Der Ton (Deutsch DD5.1) ist eigentlich sehr gut. Wuchtige Bässe und eine tolle Räumlichkeit sorgen für eine ordentliche Horroratmosphäre. Neben vielen Geräuschen breitet sich auch immer wieder der Score im Raum aus, vom tiefen Brummen des Subwoofers begleitet. Leider sind die Stimmen deutlich zu leise abgemischt, was es des Öfteren schwer macht, die Dialoge zu verstehen.

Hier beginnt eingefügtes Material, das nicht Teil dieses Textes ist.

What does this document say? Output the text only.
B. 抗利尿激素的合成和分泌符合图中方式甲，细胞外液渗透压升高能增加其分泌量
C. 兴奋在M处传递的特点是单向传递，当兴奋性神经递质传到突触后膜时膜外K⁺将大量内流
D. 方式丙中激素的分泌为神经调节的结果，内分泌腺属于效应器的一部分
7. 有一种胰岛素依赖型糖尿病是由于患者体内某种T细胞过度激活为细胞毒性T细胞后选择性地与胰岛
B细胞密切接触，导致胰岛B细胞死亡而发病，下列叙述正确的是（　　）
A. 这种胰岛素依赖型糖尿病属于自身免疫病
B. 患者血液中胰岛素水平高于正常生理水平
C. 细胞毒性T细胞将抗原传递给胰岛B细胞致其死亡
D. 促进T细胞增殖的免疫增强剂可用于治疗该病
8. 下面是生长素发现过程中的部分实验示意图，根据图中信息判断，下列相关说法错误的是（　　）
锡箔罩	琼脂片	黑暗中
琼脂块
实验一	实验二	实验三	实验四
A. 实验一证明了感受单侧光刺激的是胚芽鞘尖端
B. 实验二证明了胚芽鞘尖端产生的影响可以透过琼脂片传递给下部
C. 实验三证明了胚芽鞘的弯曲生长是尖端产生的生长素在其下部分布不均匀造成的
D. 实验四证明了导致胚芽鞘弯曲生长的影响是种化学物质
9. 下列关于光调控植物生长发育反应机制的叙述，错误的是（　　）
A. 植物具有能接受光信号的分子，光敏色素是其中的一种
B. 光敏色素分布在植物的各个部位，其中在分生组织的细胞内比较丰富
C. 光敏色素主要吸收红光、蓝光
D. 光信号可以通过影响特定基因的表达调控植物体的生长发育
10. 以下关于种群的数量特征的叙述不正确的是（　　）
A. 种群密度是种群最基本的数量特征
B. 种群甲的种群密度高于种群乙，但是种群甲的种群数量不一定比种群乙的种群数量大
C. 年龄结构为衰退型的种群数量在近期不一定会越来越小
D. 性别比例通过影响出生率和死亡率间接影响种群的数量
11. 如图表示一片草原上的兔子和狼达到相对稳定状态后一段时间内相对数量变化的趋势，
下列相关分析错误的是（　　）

Und auch die Extras halten das Niveau. Mit "Der Kali Prozess" befindet sich eine komplette, nicht verwendete Episode auf der Bonus DVD, auch wenn diese qualitativ nicht mit den restlichen mithalten kann. Zudem gibt es Featurettes zur Weltpremiere in Brüssel und drei unkommentierte Behind the Scenes Clips. Weiterhin findet man noch ein aufschlussreiches Interview mit dem Regisseur und den Produzenten, die man zudem auch auf DVD 1 in einem Audiokommentar hören kann. Eine mit Musik unterlegte Bildergalerie rundet das dicke Paket ab. Außer den 2 DVDs befindet sich auch noch eine CD mit der Filmmusik in dem sehr hübschen Digipack. Auch an ein Booklet wurde gedacht - zusammengenommen ein fantastisches Package!
Fazit
"Tears Of Kali" ist ein echter Geheimtipp! Clever inszeniert und opulent eingefangen, überzeugen die drei (und eine halbe) Episoden mit einer dichten Atmosphäre und klasse Gore-Effekten. Menschen mit starken Mägen sollten ebenso einen Blick riskieren wie Horrorfreaks. e-m-s präsentiert das Ganze in einem technisch sehr guten Paket, das in allen Belangen hoch punktet. Für Sammler dürfte von Interesse sein, dass der Film in einem hochwertigen Digipack samt Soundtrack CD veröffentlicht wird. Eine tolle VÖ zu einem wahren Schocker!